In the western state of Michoacán, 2,433 intentional homicides were reported, the sixth most violent state in the country after Guanajuato, Baja California, Mexico State, Chihuahua, and Jalisco.
The violence unleashed in Michoacan has worsened in recent years with the emergence of six cartels from the defunct self-defense groups that, after undermining the Knights Templar, also allowed the entry of the Jalisco Cartel – New Generation (CJNG), according to data from the Michoacan government’s intelligence services.
The CJNG is headed by Michoacan native Nemesio Oseguera Cervantes “El Mencho,” the most wanted drug trafficker in the United States and Mexico.

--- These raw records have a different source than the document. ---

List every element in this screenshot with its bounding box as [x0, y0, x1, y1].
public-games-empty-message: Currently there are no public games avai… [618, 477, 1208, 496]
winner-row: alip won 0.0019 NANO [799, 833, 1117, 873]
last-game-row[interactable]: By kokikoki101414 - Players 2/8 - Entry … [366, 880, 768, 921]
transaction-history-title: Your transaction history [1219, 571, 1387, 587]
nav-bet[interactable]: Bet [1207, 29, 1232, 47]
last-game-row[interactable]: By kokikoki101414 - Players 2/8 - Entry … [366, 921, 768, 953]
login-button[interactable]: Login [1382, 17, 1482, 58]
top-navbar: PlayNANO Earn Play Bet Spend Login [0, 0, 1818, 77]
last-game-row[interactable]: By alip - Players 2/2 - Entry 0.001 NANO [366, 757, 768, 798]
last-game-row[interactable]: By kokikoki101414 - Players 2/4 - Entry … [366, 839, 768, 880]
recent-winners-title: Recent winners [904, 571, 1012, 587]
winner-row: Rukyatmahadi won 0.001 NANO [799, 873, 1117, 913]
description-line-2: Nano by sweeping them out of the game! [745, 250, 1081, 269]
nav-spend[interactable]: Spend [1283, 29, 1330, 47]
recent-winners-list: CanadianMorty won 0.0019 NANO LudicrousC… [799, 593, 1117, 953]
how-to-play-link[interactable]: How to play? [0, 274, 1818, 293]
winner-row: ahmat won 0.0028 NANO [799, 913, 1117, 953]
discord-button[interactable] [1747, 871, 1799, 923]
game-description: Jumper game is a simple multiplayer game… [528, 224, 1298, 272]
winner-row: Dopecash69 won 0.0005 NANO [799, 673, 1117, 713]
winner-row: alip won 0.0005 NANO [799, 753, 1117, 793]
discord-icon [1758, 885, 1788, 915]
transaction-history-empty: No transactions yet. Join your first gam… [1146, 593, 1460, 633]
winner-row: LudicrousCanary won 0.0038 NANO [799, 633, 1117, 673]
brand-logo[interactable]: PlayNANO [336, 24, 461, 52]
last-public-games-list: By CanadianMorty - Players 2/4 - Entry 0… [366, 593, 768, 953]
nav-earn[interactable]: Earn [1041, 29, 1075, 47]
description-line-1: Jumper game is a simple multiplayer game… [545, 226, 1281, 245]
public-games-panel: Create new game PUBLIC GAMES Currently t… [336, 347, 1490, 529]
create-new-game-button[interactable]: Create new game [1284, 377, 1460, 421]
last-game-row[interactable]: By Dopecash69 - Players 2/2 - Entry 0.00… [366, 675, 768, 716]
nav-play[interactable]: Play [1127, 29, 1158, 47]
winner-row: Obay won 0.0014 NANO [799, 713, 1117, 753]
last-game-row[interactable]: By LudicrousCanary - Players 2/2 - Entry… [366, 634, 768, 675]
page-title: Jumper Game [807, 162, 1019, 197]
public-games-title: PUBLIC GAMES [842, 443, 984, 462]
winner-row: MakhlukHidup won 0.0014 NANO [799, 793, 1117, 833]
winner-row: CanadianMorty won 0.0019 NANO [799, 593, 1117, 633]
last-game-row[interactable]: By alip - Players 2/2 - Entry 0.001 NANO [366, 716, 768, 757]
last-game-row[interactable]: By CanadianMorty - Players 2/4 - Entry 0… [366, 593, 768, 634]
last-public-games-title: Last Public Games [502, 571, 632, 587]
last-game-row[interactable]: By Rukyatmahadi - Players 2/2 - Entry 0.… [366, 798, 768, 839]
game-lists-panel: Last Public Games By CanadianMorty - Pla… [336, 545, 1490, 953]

MICHOACAN, CRADLE OF DRUG TRAFFICKING
The Attorney General’s Office (FGR) has identified nine drug cartels currently operating in the various regions of Michoacan, including in its border areas with the states of Colima, Guerrero, Jalisco, Guanajuato, Queretaro, and the State of Mexico.
The drug gangs are the CJNG, La Nueva Familia Michoacana, La (former) Familia Michoacana, Los Caballeros Templarios, Tepalcatepec Cartel, Los Reyes Cartel, Los Correa Cartel, Zicuirán Cartel and El Camaleón Cartel.
The New Michoacan Family – mostly of ex-self-defense groups and ex-templars – is supported by two armed groups that call themselves Los Viagras and Blancos de Troya.
Lorena Cortés Villaseñor, president of the civil association “Comunidad Segura”, pointed out on Wednesday that Michoacán has abandoned crime prevention and the recovery of the social fabric, which has allowed young people to fall into the world of alcoholism and drugs, as a preamble to joining criminal organizations.
For Lorena Cortés Villaseñor, Michoacán faces a serious humanitarian crisis derived from a wave of violence that grew due to the historical neglect of the federal and state governments.
The specialist in public security and crime prevention explained to Efe that it is incomprehensible that Michoacán lives in a permanent governmental crisis.
“This armed conflict, crime, and violence crisis have to do with the historical oblivion to the factors of protection to the population, mainly to young people,” she added.
“And it has to do with the lack of access to health, education, sports, and culture. It has been a historical lag that has turned Michoacán into fertile ground for crime; it is a breeding ground for the culture of illegality,” he said.

Cortés Villaseñor, who worked in the crime prevention areas of the former Michoacán Attorney General’s Office (now Attorney General’s Office) and the State Public Security Secretariat, warned that more and more young people are joining the ranks of organized crime due to alcohol abuse, drug use, unwanted pregnancies and dropping out of school.
“As long as the Mexican State and the Government of Michoacán do not address these risk factors, we will continue to live this ‘long Michoacán night’ of violence, and this humanitarian crisis that has left thousands and thousands of displaced people, registering ‘ghost communities’ as they are left without inhabitants,” he said.
Miguel Estrada, the chronicler of Apatzingán, who has investigated the origins of the drug trafficking phenomenon in Michoacán, detailed that the modernization of the Michoacán countryside favored the production of marijuana and later poppy.
“The Balsas River Commission modernized the Michoacan countryside and between 1947 and 1963 opened irrigation systems for the commercial cultivation of cotton, lemon, and melon,” he mentioned.
He added that the operation of the hydraulic infrastructure occupied the construction of a land communication network that, in three periods, counted with the construction of 707 kilometers of highways, works that together facilitated drug production and trafficking.
“In August 1959, the Army records this date as historical in the fight against drug trafficking by seizing in the municipality of Aguililla 300 kilos of marijuana, and at the end of the same year, a person is captured with 8 kilos 200 grams of opium gum. Drug trafficking had just begun,” concluded Estrada.